Nuclear Fission and Fusion

Calculate the energy released from a single fission event where the mass defect is $\Delta m = 3.2 \times 10^{-28}$ kg.

1. Identify the formula: $E = \Delta m c^2$. 2. Use the speed of light $c \approx 3.0 \times 10^8$ m/s. 3. Substitute values: $E = (3.2 \times 10^{-28} \text{ kg}) \times (3.0 \times 10^8 \text{ m/s})^2$. 4. Calculate: $E = 2.88 \times 10^{-11}$ Joules. 5. Convert to MeV (if required) using $1 \text{ MeV} = 1.6 \times 10^{-13}$ J: $E \approx 180 \text{ MeV}$.

Compare the energy per nucleon for Fission ($200 \text{ MeV}$ for 236 nucleons) vs Fusion ($17.6 \text{ MeV}$ for 5 nucleons).

1. Fission: $\frac{200}{236} \approx 0.85 \text{ MeV/nucleon}$. 2. Fusion: $\frac{17.6}{5} \approx 3.52 \text{ MeV/nucleon}$. 3. Conclusion: Fusion is roughly 4 times more energy-efficient per unit of mass than fission.

In a $D-T$ fusion reaction, the masses are: $m_D = 2.014102 \text{ u}$, $m_T = 3.016049 \text{ u}$, $m_{He} = 4.002603 \text{ u}$, and $m_n = 1.008665 \text{ u}$. Calculate the energy released in MeV.

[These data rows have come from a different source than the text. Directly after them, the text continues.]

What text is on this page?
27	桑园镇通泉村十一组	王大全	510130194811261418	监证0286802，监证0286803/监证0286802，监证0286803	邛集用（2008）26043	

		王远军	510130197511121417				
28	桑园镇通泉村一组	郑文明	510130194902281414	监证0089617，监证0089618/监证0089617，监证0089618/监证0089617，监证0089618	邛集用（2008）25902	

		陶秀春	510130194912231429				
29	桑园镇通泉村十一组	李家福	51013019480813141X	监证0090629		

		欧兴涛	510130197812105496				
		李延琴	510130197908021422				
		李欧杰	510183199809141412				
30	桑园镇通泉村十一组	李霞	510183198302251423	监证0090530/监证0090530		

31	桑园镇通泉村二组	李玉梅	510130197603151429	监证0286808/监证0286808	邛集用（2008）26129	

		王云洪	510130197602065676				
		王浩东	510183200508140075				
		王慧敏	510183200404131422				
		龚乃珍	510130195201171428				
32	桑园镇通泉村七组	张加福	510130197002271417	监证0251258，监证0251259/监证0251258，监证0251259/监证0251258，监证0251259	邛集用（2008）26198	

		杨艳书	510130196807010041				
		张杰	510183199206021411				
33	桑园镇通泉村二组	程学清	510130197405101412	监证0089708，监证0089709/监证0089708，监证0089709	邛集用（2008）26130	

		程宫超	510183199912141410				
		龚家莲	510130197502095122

1. Calculate initial mass: $M_{in} = 2.014102 + 3.016049 = 5.030151 \text{ u}$. 2. Calculate final mass: $M_{out} = 4.002603 + 1.008665 = 5.011268 \text{ u}$. 3. Find mass defect: $\Delta m = 5.030151 - 5.011268 = 0.018883 \text{ u}$. 4. Convert to energy using $1 \text{ u} = 931.5 \text{ MeV}/c^2$: $E = 0.018883 \times 931.5 \approx 17.59 \text{ MeV}$.